True, I typically label my views as “Far-Right” and I do so for two reasons. First, it is for the sake of clarity and convenience when summarizing these views – national socialist, fascist, racial nationalist – in a “political shorthand” that is commonly accepted by most people on the both the “Right” and the “Left.”  This is analogous to using “White” as shorthand for “peoples of European descent.”  Second, and in contrast to the author of the work linked above, I do not define “Right/Left” in terms of reactionary vs. revolutionary, nor do I accept purely economic or political definitions.  A more metapolitical definition that I support – and that is more economical with facts and aligned with how the terms are actualized in reality – is to associate the Right with hierarchy and difference and inequality and the Left with egalitarianism and obsessive equality at any cost and a leveling universalism.  Hence, my ideology is at the far extreme of the “Right” despite the fact that some of my views – on economics for example – are more “leftist.”  But, and this is the key point, I have no emotional investment in my labeling of my views.  It is merely a tool, merely shorthand, merely a consequence of the definitions I use, and if others want to label my views as “leftist” then, fine, I’m a “leftist.” There is a difference between labeling as a tool and labeling as an identity.  The former is a normal part of everyday life; the latter is foolish and childish. In the end, I care about the actual ideology and its consequences with respect to my biocentric view of racial life, not about the labels used to identify the ideology.

I also realize that in the end my definition of “Right/Left” is as subjective as all the others.  I believe my definition is more reflective of reality, but there is no hardcore objectivity in political labels.  More important, it shouldn’t really matter.  There are those who – perhaps because of their Asiaphilia – are likely more familiar with Confucius than with Shakespeare and who are not in tune with the attitude behind “a rose by any other name….”   To observe individuals spill gallons of “digital ink” analyzing the use of “Right” vs. “Left” labels, to see ideologically similar individuals engage in acrimonious debate over such labels, to read rambling theses about “White Leftism” – this reflects ideological immaturity.  If one is brought down to the level of endlessly debating the labels to be given to views, it is high time to put the labels aside and concentrate on actual differences in views, ideologies, and proposals – and not in highly abstract theoretical terms but in how these views would be, or should be, actualized into reality.

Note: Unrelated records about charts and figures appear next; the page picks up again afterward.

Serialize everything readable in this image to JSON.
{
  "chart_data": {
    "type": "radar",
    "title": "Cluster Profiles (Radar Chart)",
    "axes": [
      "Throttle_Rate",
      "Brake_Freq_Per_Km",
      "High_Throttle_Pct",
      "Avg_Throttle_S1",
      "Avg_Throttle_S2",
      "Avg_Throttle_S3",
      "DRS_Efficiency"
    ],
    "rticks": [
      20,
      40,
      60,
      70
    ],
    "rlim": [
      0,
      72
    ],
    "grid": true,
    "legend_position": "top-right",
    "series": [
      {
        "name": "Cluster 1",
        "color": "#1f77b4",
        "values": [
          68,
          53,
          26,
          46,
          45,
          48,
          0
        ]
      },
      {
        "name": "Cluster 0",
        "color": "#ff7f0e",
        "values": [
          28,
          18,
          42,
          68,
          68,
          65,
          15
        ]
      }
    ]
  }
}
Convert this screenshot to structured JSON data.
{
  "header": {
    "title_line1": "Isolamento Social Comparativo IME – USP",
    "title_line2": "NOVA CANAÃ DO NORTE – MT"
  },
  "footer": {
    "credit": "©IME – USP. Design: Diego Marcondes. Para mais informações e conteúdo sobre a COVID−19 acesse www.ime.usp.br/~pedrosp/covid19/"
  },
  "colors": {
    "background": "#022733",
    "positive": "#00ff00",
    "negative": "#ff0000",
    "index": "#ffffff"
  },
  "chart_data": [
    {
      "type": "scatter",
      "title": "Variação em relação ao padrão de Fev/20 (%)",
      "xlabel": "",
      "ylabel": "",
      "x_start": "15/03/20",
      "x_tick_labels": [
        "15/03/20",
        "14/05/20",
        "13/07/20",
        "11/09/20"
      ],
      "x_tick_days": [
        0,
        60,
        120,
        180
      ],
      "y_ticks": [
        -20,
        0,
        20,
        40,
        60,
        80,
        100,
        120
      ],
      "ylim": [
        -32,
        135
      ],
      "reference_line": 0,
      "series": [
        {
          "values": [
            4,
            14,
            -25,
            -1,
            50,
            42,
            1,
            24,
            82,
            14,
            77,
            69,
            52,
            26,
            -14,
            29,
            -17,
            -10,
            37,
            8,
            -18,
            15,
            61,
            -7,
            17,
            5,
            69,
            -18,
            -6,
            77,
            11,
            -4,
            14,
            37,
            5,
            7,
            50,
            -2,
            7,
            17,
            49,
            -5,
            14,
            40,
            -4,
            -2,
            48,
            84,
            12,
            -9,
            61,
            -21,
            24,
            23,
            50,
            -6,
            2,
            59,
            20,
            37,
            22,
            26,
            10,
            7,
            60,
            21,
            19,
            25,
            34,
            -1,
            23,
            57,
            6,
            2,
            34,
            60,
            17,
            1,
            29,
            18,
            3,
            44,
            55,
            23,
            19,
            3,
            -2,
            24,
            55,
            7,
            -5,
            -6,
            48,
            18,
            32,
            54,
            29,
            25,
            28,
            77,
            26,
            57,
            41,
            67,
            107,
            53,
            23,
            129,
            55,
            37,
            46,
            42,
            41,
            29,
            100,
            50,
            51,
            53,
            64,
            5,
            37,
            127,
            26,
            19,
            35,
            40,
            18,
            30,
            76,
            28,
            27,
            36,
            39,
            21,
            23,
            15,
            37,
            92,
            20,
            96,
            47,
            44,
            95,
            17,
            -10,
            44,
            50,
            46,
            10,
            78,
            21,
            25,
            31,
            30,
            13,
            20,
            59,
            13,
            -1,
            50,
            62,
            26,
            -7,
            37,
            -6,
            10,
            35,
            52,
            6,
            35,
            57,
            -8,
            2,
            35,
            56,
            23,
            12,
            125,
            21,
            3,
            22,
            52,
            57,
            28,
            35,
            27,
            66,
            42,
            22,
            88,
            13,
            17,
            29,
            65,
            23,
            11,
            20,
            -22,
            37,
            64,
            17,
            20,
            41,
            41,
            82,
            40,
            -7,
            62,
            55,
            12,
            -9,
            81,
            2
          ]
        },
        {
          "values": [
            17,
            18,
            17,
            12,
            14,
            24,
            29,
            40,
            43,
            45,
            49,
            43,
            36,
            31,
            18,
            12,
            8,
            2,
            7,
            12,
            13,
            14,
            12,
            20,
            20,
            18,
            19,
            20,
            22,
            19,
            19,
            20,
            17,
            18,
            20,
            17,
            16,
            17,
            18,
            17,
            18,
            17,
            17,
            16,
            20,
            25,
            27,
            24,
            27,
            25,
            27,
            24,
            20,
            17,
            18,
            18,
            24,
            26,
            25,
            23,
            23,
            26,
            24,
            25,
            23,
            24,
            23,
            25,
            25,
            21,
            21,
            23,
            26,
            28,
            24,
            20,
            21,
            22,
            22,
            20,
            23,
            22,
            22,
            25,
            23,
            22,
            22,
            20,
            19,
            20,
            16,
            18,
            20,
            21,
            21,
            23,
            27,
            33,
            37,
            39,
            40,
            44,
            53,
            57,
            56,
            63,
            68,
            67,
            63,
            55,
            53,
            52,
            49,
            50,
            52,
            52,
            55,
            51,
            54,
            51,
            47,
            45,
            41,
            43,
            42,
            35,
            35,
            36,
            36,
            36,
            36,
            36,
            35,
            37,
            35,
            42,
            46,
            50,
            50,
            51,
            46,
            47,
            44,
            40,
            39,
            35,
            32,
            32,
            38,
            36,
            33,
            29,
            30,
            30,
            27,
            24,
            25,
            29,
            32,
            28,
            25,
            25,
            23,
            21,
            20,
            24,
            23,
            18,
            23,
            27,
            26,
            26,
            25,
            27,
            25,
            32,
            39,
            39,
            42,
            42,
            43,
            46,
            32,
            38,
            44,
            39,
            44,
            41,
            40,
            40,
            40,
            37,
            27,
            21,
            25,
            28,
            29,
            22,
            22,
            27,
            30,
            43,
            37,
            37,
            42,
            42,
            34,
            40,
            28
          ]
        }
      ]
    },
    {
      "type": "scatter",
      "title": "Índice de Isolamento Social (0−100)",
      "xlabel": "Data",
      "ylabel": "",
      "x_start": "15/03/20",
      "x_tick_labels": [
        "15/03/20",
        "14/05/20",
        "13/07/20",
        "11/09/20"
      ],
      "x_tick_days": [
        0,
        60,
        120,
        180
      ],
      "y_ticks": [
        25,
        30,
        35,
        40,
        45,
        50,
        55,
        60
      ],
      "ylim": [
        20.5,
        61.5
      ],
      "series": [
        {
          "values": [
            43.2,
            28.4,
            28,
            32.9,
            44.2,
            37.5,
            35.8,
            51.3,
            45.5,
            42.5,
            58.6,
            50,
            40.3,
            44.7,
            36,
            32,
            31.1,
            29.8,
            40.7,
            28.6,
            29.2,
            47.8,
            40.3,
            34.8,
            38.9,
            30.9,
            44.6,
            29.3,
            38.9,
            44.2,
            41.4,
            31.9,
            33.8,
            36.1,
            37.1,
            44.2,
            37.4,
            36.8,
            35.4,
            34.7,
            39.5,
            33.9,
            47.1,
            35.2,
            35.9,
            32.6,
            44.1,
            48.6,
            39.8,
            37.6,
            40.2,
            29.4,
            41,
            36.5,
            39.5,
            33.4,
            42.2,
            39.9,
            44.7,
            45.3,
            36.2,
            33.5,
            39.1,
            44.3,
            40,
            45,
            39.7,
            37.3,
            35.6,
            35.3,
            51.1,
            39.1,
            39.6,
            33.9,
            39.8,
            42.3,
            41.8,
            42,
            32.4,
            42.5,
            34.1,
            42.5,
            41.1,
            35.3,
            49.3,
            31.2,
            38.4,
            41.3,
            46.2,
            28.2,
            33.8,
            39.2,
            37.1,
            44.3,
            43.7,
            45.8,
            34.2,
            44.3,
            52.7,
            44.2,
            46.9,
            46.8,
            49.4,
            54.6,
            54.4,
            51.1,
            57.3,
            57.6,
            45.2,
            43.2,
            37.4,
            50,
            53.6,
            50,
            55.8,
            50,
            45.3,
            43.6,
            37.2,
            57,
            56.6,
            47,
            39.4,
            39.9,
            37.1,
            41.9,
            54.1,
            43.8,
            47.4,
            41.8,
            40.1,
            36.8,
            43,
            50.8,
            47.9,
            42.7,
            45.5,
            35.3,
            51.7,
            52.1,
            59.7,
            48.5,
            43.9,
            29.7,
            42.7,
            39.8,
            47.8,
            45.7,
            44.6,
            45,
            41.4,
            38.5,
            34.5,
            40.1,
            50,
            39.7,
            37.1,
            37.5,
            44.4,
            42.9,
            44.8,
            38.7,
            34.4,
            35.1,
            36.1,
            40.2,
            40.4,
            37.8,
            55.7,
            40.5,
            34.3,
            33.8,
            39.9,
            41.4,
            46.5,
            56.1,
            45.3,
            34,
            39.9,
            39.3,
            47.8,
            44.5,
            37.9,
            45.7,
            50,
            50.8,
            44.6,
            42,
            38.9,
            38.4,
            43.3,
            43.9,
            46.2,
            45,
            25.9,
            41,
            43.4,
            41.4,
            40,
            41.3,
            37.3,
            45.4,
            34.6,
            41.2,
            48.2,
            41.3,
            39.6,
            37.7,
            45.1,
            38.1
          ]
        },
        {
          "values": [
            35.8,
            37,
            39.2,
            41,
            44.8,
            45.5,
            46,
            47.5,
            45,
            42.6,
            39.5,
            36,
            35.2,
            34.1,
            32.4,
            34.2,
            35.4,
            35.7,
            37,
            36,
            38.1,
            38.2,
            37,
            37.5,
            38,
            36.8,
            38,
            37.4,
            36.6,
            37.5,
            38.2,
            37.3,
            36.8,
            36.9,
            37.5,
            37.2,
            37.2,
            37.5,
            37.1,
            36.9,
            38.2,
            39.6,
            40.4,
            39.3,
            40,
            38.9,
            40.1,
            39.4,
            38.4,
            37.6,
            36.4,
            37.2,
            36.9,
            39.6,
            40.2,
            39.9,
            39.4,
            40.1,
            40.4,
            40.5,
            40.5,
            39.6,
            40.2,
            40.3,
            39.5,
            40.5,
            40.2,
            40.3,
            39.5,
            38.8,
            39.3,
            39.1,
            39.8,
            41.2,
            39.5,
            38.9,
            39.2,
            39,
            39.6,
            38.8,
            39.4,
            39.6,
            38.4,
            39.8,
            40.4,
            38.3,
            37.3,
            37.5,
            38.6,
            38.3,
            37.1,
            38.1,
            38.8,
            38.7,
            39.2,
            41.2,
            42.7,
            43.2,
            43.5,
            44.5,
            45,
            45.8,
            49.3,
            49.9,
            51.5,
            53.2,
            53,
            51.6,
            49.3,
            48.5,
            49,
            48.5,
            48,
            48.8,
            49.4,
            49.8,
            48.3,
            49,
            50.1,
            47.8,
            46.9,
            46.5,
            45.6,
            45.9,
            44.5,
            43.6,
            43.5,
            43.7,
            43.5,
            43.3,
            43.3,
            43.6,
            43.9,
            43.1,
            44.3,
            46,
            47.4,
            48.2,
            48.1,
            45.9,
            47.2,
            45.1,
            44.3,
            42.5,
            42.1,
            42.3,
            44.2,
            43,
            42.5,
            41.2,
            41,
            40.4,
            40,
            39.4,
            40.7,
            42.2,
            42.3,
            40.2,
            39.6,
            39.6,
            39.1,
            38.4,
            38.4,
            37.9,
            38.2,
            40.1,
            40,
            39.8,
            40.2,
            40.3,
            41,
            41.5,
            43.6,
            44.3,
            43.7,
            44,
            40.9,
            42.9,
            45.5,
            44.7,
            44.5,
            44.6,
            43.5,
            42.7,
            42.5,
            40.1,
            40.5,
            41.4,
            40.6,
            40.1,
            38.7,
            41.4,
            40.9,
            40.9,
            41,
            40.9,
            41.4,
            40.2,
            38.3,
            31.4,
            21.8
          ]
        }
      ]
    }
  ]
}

These people like labels?  Let’s use labels – by wasting time with labels and with academic abstractions, those on the “Right” (a label as defined by me) are constantly outcompeted by those on the “Left” (another label as defined by me), the latter group being more concerned with winning and achieving their objectives than with a juvenile concern with how others label them.  You can label a rose as a sewer and label a sewer as a rose, but that is not going to change how each smells.  There is of course a need for clarity of definition and a need to avoid dangerous mislabeling – if one wants a rose then they don’t want a sewer – but defining terms should be a direct and efficient process for reasonable people.  If there is a need to spend months – or years! – debating definitions and labels then something is wrong.  The people involved are being stupid, stubborn, mendacious, maladaptive, or are engaging in avoidance behavior – engaging in fruitless and sterile argument over abstractions because of an inability or unwillingness to come to grips with harsh reality. When leading troops into battle, one needs to make sure there is agreement over the meaning of labels and definitions, and then one does what they need to do.  Soldiers who endlessly debate the meaning of a “flanking movement” will quickly find themselves outflanked by an enemy who ended their debate long before.  In the end, actualized reality trumps abstract defining and labeling every time, without fail.